Seth Dobrin, CEO of Arya Labs, told CNBC that Manus was his “favorite agentic AI platform” - past tense. He’s no longer using it under Meta ownership because, and I quote, I do not agree with a lot of Meta’s practices around data and how they essentially weaponize people’s personal data against them.Sounds like Mr. Dobrin didn’t read the T&Cs before he joined Instagram.

Dobrin added that he’s “legitimately sad that this has happened.” Which is the professional way of saying “way to f*ck that up”.

This isn’t just one disgruntled customer. Multiple businesses are reportedly reconsidering their Manus subscriptions because they don’t trust Meta with their data, which is probably fair! Meta’s track record on data privacy is like Lehman Brothers’ track record on risk management - technically they tried, but also, gestures vaguely at Cambridge Analytica.

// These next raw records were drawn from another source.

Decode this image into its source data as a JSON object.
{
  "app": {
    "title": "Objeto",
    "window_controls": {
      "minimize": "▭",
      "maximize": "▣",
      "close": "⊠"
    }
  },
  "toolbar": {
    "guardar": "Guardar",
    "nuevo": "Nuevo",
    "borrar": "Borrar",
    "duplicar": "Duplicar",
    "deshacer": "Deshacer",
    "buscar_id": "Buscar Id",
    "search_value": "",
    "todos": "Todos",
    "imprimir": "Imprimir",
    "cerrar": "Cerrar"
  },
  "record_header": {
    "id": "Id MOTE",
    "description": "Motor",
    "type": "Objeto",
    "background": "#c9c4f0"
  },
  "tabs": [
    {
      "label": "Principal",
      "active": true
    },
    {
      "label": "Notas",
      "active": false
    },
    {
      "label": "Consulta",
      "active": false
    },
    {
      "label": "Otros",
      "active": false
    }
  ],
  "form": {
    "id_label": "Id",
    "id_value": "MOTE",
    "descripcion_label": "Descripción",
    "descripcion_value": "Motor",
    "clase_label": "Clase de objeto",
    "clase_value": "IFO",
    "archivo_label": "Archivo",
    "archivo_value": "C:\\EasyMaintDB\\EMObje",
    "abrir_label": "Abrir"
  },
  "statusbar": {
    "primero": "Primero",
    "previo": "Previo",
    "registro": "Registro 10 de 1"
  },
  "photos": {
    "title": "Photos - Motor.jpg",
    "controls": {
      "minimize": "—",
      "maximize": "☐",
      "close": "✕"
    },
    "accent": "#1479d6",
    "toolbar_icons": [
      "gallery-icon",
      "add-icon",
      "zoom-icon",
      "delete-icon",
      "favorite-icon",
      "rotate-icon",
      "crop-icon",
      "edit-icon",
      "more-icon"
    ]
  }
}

Meanwhile, Flo Crivello, CEO of Manus competitor Lindy, is basically doing cartwheels. His company saw a “bump in users after news of Meta’s acquisition” due to what he calls a “halo effect.”

Now, Meta is trying to spin this as a huge win. They’re integrating Manus into WhatsApp Business API so AI agents can handle complex transactions like rebooking flights and processing payments. So now you can get Instagram ads for places you go to work trips on (the Holiday Inn in Ohio) while an AI agent fights with your admin about a first class ticket it booked on the corporate card.

The great irony while people leave over privacy concerns is that Manus was founded in China before relocating to Singapore. Its backers included Tencent Holdings and HongShan Capital (formerly Sequoia China).

As part of the deal, all Chinese investors were completely bought out to satisfy U.S. national security concerns. So I guess Xi Jinping can know your preferences but once Zuck does it, it’s bad??

China is now investigating the deal for potential export control violations. So Meta has spent $2 billion to buy an AI startup, immediately alienated existing customers, just to now have to explain to Beijing why they’re taking Chinese technology to California.

Meta says Manus will “continue operating its subscription service” and that CEO Xiao Hong will report directly to COO Javier Olivan. The team of about 100 employees will stay in Singapore, Tokyo, and San Francisco (but not Menlo Park).

In short, Meta spent $2 billion on a company so good it scared away its own customers the moment Zuckerberg’s name appeared on the cap table. That’s either the worst pitch deck in history or the most honest customer feedback Meta’s ever received.